Black Knight says it has seen a rise in early-stage delinquencies
First time homebuyers have been increasing their participation in the housing market and their share of new mortgage originations.
But this increase has also contributed to a rise in the number of mortgages that were delinquent within 6 months according to the Mortgage Monitor from Black Knight.
This trend has been noticed over the past 24 months with purchase loans the primary driver.
“About 1% of loans originated in Q1 2019 were delinquent six months after origination.
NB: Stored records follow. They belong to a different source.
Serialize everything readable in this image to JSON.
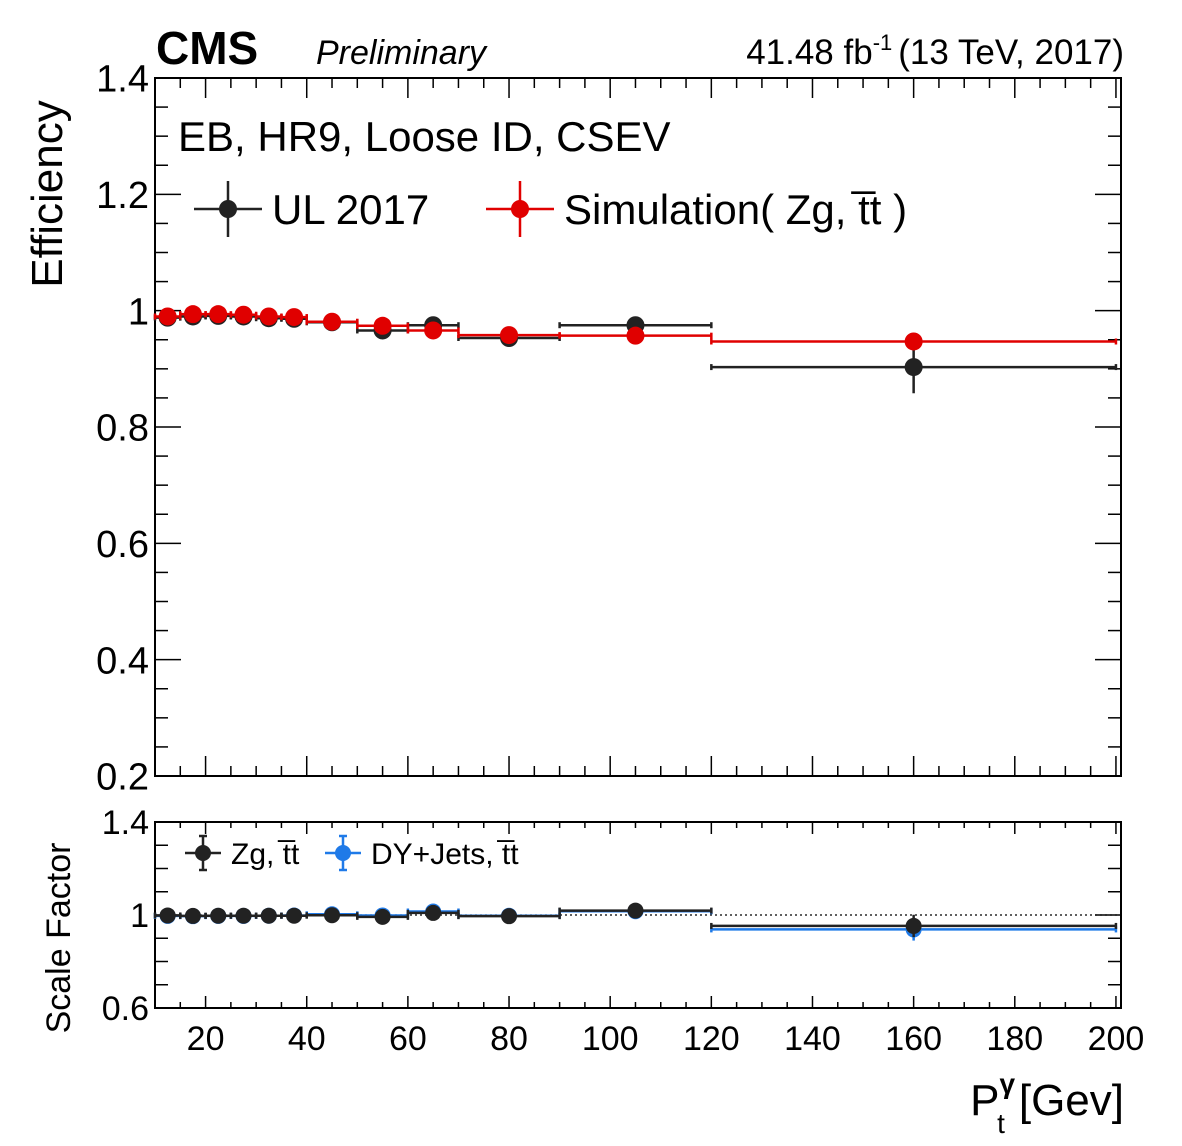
{
  "header": {
    "experiment": "CMS",
    "status": "Preliminary",
    "lumi_value": "41.48 fb",
    "lumi_exp": "-1",
    "lumi_rest": "(13 TeV, 2017)"
  },
  "chart_data": [
    {
      "type": "scatter",
      "panel": "efficiency",
      "ylabel": "Efficiency",
      "annotation": "EB, HR9, Loose ID, CSEV",
      "xlim": [
        10,
        201
      ],
      "ylim": [
        0.2,
        1.4
      ],
      "yticks": [
        "0.2",
        "0.4",
        "0.6",
        "0.8",
        "1",
        "1.2",
        "1.4"
      ],
      "legend_position": "top-left",
      "series": [
        {
          "name": "UL 2017",
          "color": "#222222",
          "points": [
            {
              "x": 12.5,
              "xlo": 10,
              "xhi": 15,
              "y": 0.988,
              "err": 0.004
            },
            {
              "x": 17.5,
              "xlo": 15,
              "xhi": 20,
              "y": 0.99,
              "err": 0.004
            },
            {
              "x": 22.5,
              "xlo": 20,
              "xhi": 25,
              "y": 0.991,
              "err": 0.004
            },
            {
              "x": 27.5,
              "xlo": 25,
              "xhi": 30,
              "y": 0.99,
              "err": 0.004
            },
            {
              "x": 32.5,
              "xlo": 30,
              "xhi": 35,
              "y": 0.987,
              "err": 0.004
            },
            {
              "x": 37.5,
              "xlo": 35,
              "xhi": 40,
              "y": 0.986,
              "err": 0.004
            },
            {
              "x": 45,
              "xlo": 40,
              "xhi": 50,
              "y": 0.98,
              "err": 0.004
            },
            {
              "x": 55,
              "xlo": 50,
              "xhi": 60,
              "y": 0.966,
              "err": 0.006
            },
            {
              "x": 65,
              "xlo": 60,
              "xhi": 70,
              "y": 0.975,
              "err": 0.006
            },
            {
              "x": 80,
              "xlo": 70,
              "xhi": 90,
              "y": 0.953,
              "err": 0.006
            },
            {
              "x": 105,
              "xlo": 90,
              "xhi": 120,
              "y": 0.975,
              "err": 0.008
            },
            {
              "x": 160,
              "xlo": 120,
              "xhi": 200,
              "y": 0.903,
              "err": 0.045
            }
          ]
        },
        {
          "name": "Simulation( Zg, t̅t )",
          "color": "#e00000",
          "points": [
            {
              "x": 12.5,
              "xlo": 10,
              "xhi": 15,
              "y": 0.99,
              "err": 0.002
            },
            {
              "x": 17.5,
              "xlo": 15,
              "xhi": 20,
              "y": 0.994,
              "err": 0.002
            },
            {
              "x": 22.5,
              "xlo": 20,
              "xhi": 25,
              "y": 0.994,
              "err": 0.002
            },
            {
              "x": 27.5,
              "xlo": 25,
              "xhi": 30,
              "y": 0.993,
              "err": 0.002
            },
            {
              "x": 32.5,
              "xlo": 30,
              "xhi": 35,
              "y": 0.99,
              "err": 0.002
            },
            {
              "x": 37.5,
              "xlo": 35,
              "xhi": 40,
              "y": 0.989,
              "err": 0.002
            },
            {
              "x": 45,
              "xlo": 40,
              "xhi": 50,
              "y": 0.981,
              "err": 0.002
            },
            {
              "x": 55,
              "xlo": 50,
              "xhi": 60,
              "y": 0.974,
              "err": 0.002
            },
            {
              "x": 65,
              "xlo": 60,
              "xhi": 70,
              "y": 0.966,
              "err": 0.002
            },
            {
              "x": 80,
              "xlo": 70,
              "xhi": 90,
              "y": 0.958,
              "err": 0.002
            },
            {
              "x": 105,
              "xlo": 90,
              "xhi": 120,
              "y": 0.957,
              "err": 0.002
            },
            {
              "x": 160,
              "xlo": 120,
              "xhi": 200,
              "y": 0.947,
              "err": 0.003
            }
          ]
        }
      ]
    },
    {
      "type": "scatter",
      "panel": "scale-factor",
      "ylabel": "Scale Factor",
      "xlabel_main": "P",
      "xlabel_sub": "t",
      "xlabel_sup": "γ",
      "xlabel_unit": "[Gev]",
      "xlim": [
        10,
        201
      ],
      "ylim": [
        0.6,
        1.4
      ],
      "yticks": [
        "0.6",
        "1",
        "1.4"
      ],
      "xticks": [
        "20",
        "40",
        "60",
        "80",
        "100",
        "120",
        "140",
        "160",
        "180",
        "200"
      ],
      "reference_line": 1.0,
      "legend_position": "top-left",
      "series": [
        {
          "name": "Zg, t̅t",
          "color": "#222222",
          "points": [
            {
              "x": 12.5,
              "xlo": 10,
              "xhi": 15,
              "y": 0.998,
              "err": 0.005
            },
            {
              "x": 17.5,
              "xlo": 15,
              "xhi": 20,
              "y": 0.996,
              "err": 0.005
            },
            {
              "x": 22.5,
              "xlo": 20,
              "xhi": 25,
              "y": 0.997,
              "err": 0.005
            },
            {
              "x": 27.5,
              "xlo": 25,
              "xhi": 30,
              "y": 0.997,
              "err": 0.005
            },
            {
              "x": 32.5,
              "xlo": 30,
              "xhi": 35,
              "y": 0.997,
              "err": 0.005
            },
            {
              "x": 37.5,
              "xlo": 35,
              "xhi": 40,
              "y": 0.997,
              "err": 0.005
            },
            {
              "x": 45,
              "xlo": 40,
              "xhi": 50,
              "y": 0.999,
              "err": 0.005
            },
            {
              "x": 55,
              "xlo": 50,
              "xhi": 60,
              "y": 0.992,
              "err": 0.006
            },
            {
              "x": 65,
              "xlo": 60,
              "xhi": 70,
              "y": 1.009,
              "err": 0.007
            },
            {
              "x": 80,
              "xlo": 70,
              "xhi": 90,
              "y": 0.995,
              "err": 0.007
            },
            {
              "x": 105,
              "xlo": 90,
              "xhi": 120,
              "y": 1.019,
              "err": 0.009
            },
            {
              "x": 160,
              "xlo": 120,
              "xhi": 200,
              "y": 0.953,
              "err": 0.048
            }
          ]
        },
        {
          "name": "DY+Jets, t̅t",
          "color": "#1f7ae8",
          "points": [
            {
              "x": 12.5,
              "xlo": 10,
              "xhi": 15,
              "y": 0.996,
              "err": 0.005
            },
            {
              "x": 17.5,
              "xlo": 15,
              "xhi": 20,
              "y": 0.995,
              "err": 0.005
            },
            {
              "x": 22.5,
              "xlo": 20,
              "xhi": 25,
              "y": 0.996,
              "err": 0.005
            },
            {
              "x": 27.5,
              "xlo": 25,
              "xhi": 30,
              "y": 0.996,
              "err": 0.005
            },
            {
              "x": 32.5,
              "xlo": 30,
              "xhi": 35,
              "y": 0.997,
              "err": 0.005
            },
            {
              "x": 37.5,
              "xlo": 35,
              "xhi": 40,
              "y": 0.998,
              "err": 0.005
            },
            {
              "x": 45,
              "xlo": 40,
              "xhi": 50,
              "y": 1.003,
              "err": 0.005
            },
            {
              "x": 55,
              "xlo": 50,
              "xhi": 60,
              "y": 0.998,
              "err": 0.006
            },
            {
              "x": 65,
              "xlo": 60,
              "xhi": 70,
              "y": 1.015,
              "err": 0.007
            },
            {
              "x": 80,
              "xlo": 70,
              "xhi": 90,
              "y": 0.997,
              "err": 0.007
            },
            {
              "x": 105,
              "xlo": 90,
              "xhi": 120,
              "y": 1.016,
              "err": 0.009
            },
            {
              "x": 160,
              "xlo": 120,
              "xhi": 200,
              "y": 0.938,
              "err": 0.048
            }
          ]
        }
      ]
    }
  ]
}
While that’s less than one-third of the 2000-2005 average of 2.95%, it represents a more than 60% increase over the last two years and is the highest it’s been since late 2010,” said Black Knight Data & Analytics President Ben Graboske. “Early-stage GSE delinquencies currently stand at 0.6%, up two tenths of a percentage point over the past 24 months, but still 40% below the market average and 60% below their own 2000-2005 average of 1.3%.”
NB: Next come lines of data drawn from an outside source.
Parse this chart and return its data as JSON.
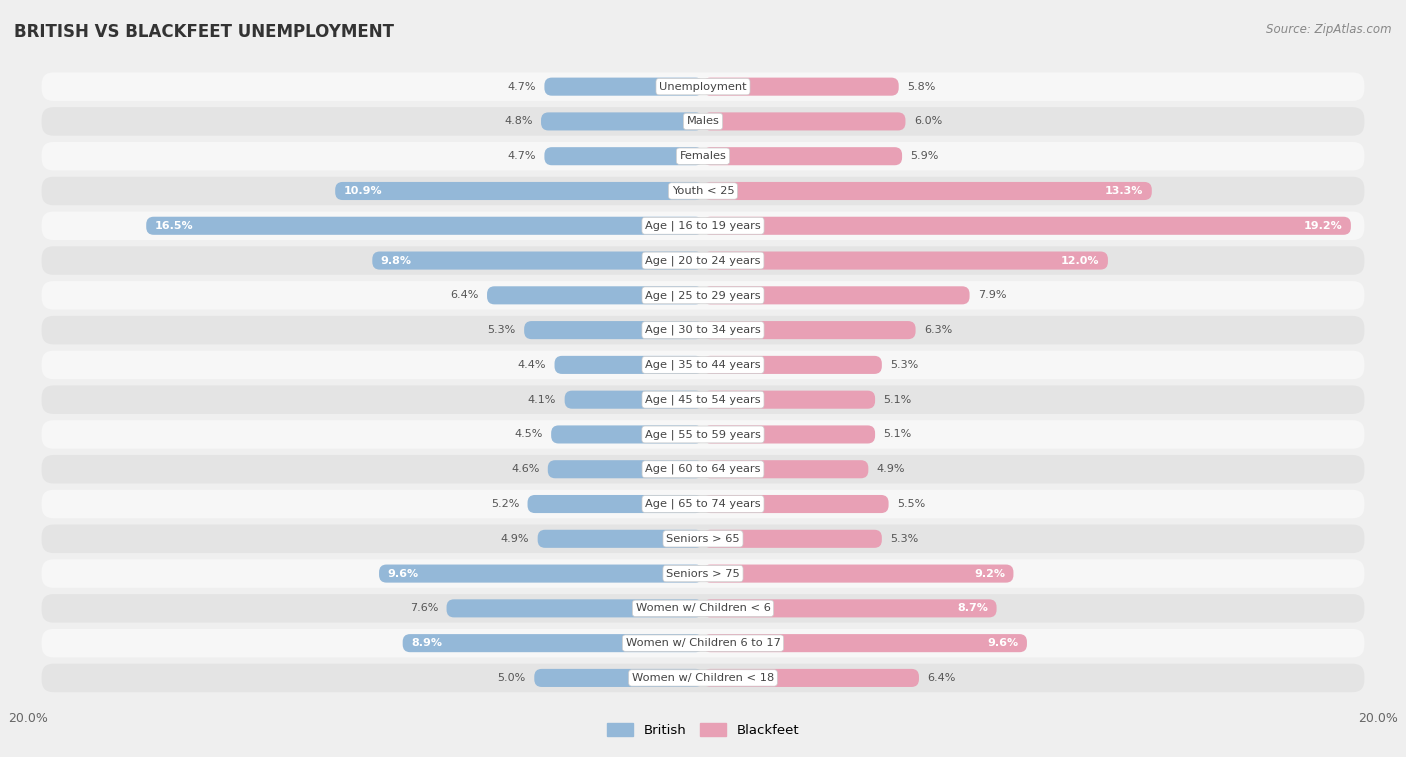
{
  "title": "BRITISH VS BLACKFEET UNEMPLOYMENT",
  "source": "Source: ZipAtlas.com",
  "categories": [
    "Unemployment",
    "Males",
    "Females",
    "Youth < 25",
    "Age | 16 to 19 years",
    "Age | 20 to 24 years",
    "Age | 25 to 29 years",
    "Age | 30 to 34 years",
    "Age | 35 to 44 years",
    "Age | 45 to 54 years",
    "Age | 55 to 59 years",
    "Age | 60 to 64 years",
    "Age | 65 to 74 years",
    "Seniors > 65",
    "Seniors > 75",
    "Women w/ Children < 6",
    "Women w/ Children 6 to 17",
    "Women w/ Children < 18"
  ],
  "british": [
    4.7,
    4.8,
    4.7,
    10.9,
    16.5,
    9.8,
    6.4,
    5.3,
    4.4,
    4.1,
    4.5,
    4.6,
    5.2,
    4.9,
    9.6,
    7.6,
    8.9,
    5.0
  ],
  "blackfeet": [
    5.8,
    6.0,
    5.9,
    13.3,
    19.2,
    12.0,
    7.9,
    6.3,
    5.3,
    5.1,
    5.1,
    4.9,
    5.5,
    5.3,
    9.2,
    8.7,
    9.6,
    6.4
  ],
  "british_color": "#94b8d8",
  "blackfeet_color": "#e8a0b5",
  "british_dark_color": "#5b8fc2",
  "blackfeet_dark_color": "#d9607a",
  "background_color": "#efefef",
  "row_light": "#f7f7f7",
  "row_dark": "#e4e4e4",
  "axis_limit": 20.0,
  "legend_british": "British",
  "legend_blackfeet": "Blackfeet",
  "label_threshold": 8.5
}
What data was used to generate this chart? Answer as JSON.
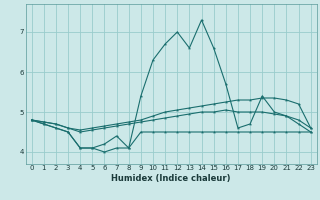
{
  "xlabel": "Humidex (Indice chaleur)",
  "background_color": "#cce8e8",
  "grid_color": "#99cccc",
  "line_color": "#1a6e6e",
  "xlim": [
    -0.5,
    23.5
  ],
  "ylim": [
    3.7,
    7.7
  ],
  "yticks": [
    4,
    5,
    6,
    7
  ],
  "xticks": [
    0,
    1,
    2,
    3,
    4,
    5,
    6,
    7,
    8,
    9,
    10,
    11,
    12,
    13,
    14,
    15,
    16,
    17,
    18,
    19,
    20,
    21,
    22,
    23
  ],
  "lines": [
    {
      "x": [
        0,
        1,
        2,
        3,
        4,
        5,
        6,
        7,
        8,
        9,
        10,
        11,
        12,
        13,
        14,
        15,
        16,
        17,
        18,
        19,
        20,
        21,
        22,
        23
      ],
      "y": [
        4.8,
        4.7,
        4.6,
        4.5,
        4.1,
        4.1,
        4.0,
        4.1,
        4.1,
        4.5,
        4.5,
        4.5,
        4.5,
        4.5,
        4.5,
        4.5,
        4.5,
        4.5,
        4.5,
        4.5,
        4.5,
        4.5,
        4.5,
        4.5
      ]
    },
    {
      "x": [
        0,
        1,
        2,
        3,
        4,
        5,
        6,
        7,
        8,
        9,
        10,
        11,
        12,
        13,
        14,
        15,
        16,
        17,
        18,
        19,
        20,
        21,
        22,
        23
      ],
      "y": [
        4.8,
        4.7,
        4.6,
        4.5,
        4.1,
        4.1,
        4.2,
        4.4,
        4.1,
        5.4,
        6.3,
        6.7,
        7.0,
        6.6,
        7.3,
        6.6,
        5.7,
        4.6,
        4.7,
        5.4,
        5.0,
        4.9,
        4.7,
        4.5
      ]
    },
    {
      "x": [
        0,
        1,
        2,
        3,
        4,
        5,
        6,
        7,
        8,
        9,
        10,
        11,
        12,
        13,
        14,
        15,
        16,
        17,
        18,
        19,
        20,
        21,
        22,
        23
      ],
      "y": [
        4.8,
        4.75,
        4.7,
        4.6,
        4.55,
        4.6,
        4.65,
        4.7,
        4.75,
        4.8,
        4.9,
        5.0,
        5.05,
        5.1,
        5.15,
        5.2,
        5.25,
        5.3,
        5.3,
        5.35,
        5.35,
        5.3,
        5.2,
        4.6
      ]
    },
    {
      "x": [
        0,
        1,
        2,
        3,
        4,
        5,
        6,
        7,
        8,
        9,
        10,
        11,
        12,
        13,
        14,
        15,
        16,
        17,
        18,
        19,
        20,
        21,
        22,
        23
      ],
      "y": [
        4.8,
        4.75,
        4.7,
        4.6,
        4.5,
        4.55,
        4.6,
        4.65,
        4.7,
        4.75,
        4.8,
        4.85,
        4.9,
        4.95,
        5.0,
        5.0,
        5.05,
        5.0,
        5.0,
        5.0,
        4.95,
        4.9,
        4.8,
        4.6
      ]
    }
  ]
}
Graboske added that although there has been some softening in GSE purchase loan performance, it hasn’t been to the extent seen among entry-level buyers.
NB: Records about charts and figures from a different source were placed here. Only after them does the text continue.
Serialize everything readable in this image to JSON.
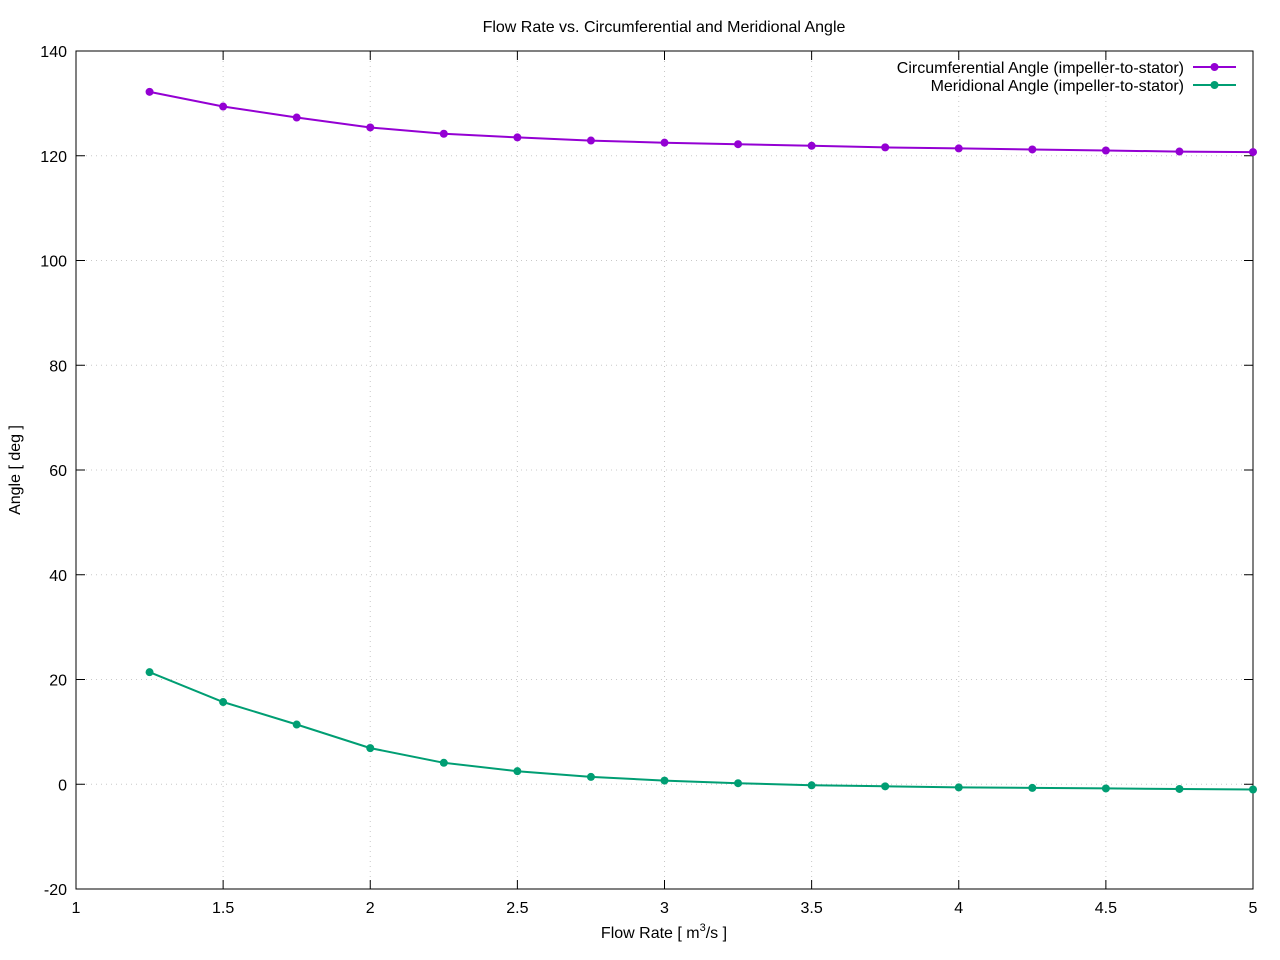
{
  "chart_data": {
    "type": "line",
    "title": "Flow Rate vs. Circumferential and Meridional Angle",
    "xlabel_prefix": "Flow Rate [ m",
    "xlabel_sup": "3",
    "xlabel_suffix": "/s ]",
    "ylabel": "Angle [ deg ]",
    "xlim": [
      1,
      5
    ],
    "ylim": [
      -20,
      140
    ],
    "xticks": [
      1,
      1.5,
      2,
      2.5,
      3,
      3.5,
      4,
      4.5,
      5
    ],
    "yticks": [
      -20,
      0,
      20,
      40,
      60,
      80,
      100,
      120,
      140
    ],
    "grid": true,
    "legend_position": "top-right",
    "series": [
      {
        "name": "Circumferential Angle (impeller-to-stator)",
        "color": "#9400d3",
        "x": [
          1.25,
          1.5,
          1.75,
          2,
          2.25,
          2.5,
          2.75,
          3,
          3.25,
          3.5,
          3.75,
          4,
          4.25,
          4.5,
          4.75,
          5
        ],
        "y": [
          132.2,
          129.4,
          127.3,
          125.4,
          124.2,
          123.5,
          122.9,
          122.5,
          122.2,
          121.9,
          121.6,
          121.4,
          121.2,
          121.0,
          120.8,
          120.7
        ]
      },
      {
        "name": "Meridional Angle (impeller-to-stator)",
        "color": "#009e73",
        "x": [
          1.25,
          1.5,
          1.75,
          2,
          2.25,
          2.5,
          2.75,
          3,
          3.25,
          3.5,
          3.75,
          4,
          4.25,
          4.5,
          4.75,
          5
        ],
        "y": [
          21.4,
          15.7,
          11.4,
          6.9,
          4.1,
          2.5,
          1.4,
          0.7,
          0.2,
          -0.2,
          -0.4,
          -0.6,
          -0.7,
          -0.8,
          -0.9,
          -1.0
        ]
      }
    ]
  }
}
“All in all, first-time homebuyer originations combined between the GSEs and GNMA increased by nearly 50% between 2014 and 2018. However, whereas first-time homebuyers represent just over 40% of GSE purchase loans, they make up 70% of the GNMA purchase market,” he said.
That concentration is contributing to a more significant increase in early-stage delinquencies among GNMA loans, which saw 3.3% of loans delinquent six months after origination, up 1.2 percentage points from two years ago.
“Though still roughly half the 2000-2005 pre-crisis average, it represents the sharpest increase we’ve seen in the market in recent years,” Graboske noted. “However, performance among repeat purchasers with GNMA-securitized loans has remained relatively steady overall, with the rise more pronounced among first-time homebuyers. Rising debt-to-income ratios due to tight affordability and declining first-time homebuyer credit scores stand out as likely drivers here.”
Refinance population dipped
Black Knight’s Mortgage Monitor also reveals that last week’s rise in the average 30-year mortgage to 3.78% (up 3 basis points week-over-week) according to Freddie, has cut the population of refinance candidates down to 6.8M.
That’s a 30% drop from September’s monthly average of 9.7M, and 42% below the all-time high of 11.7M (see at the start of September). However, the refi-able population is still nearly 60% larger than this time last year.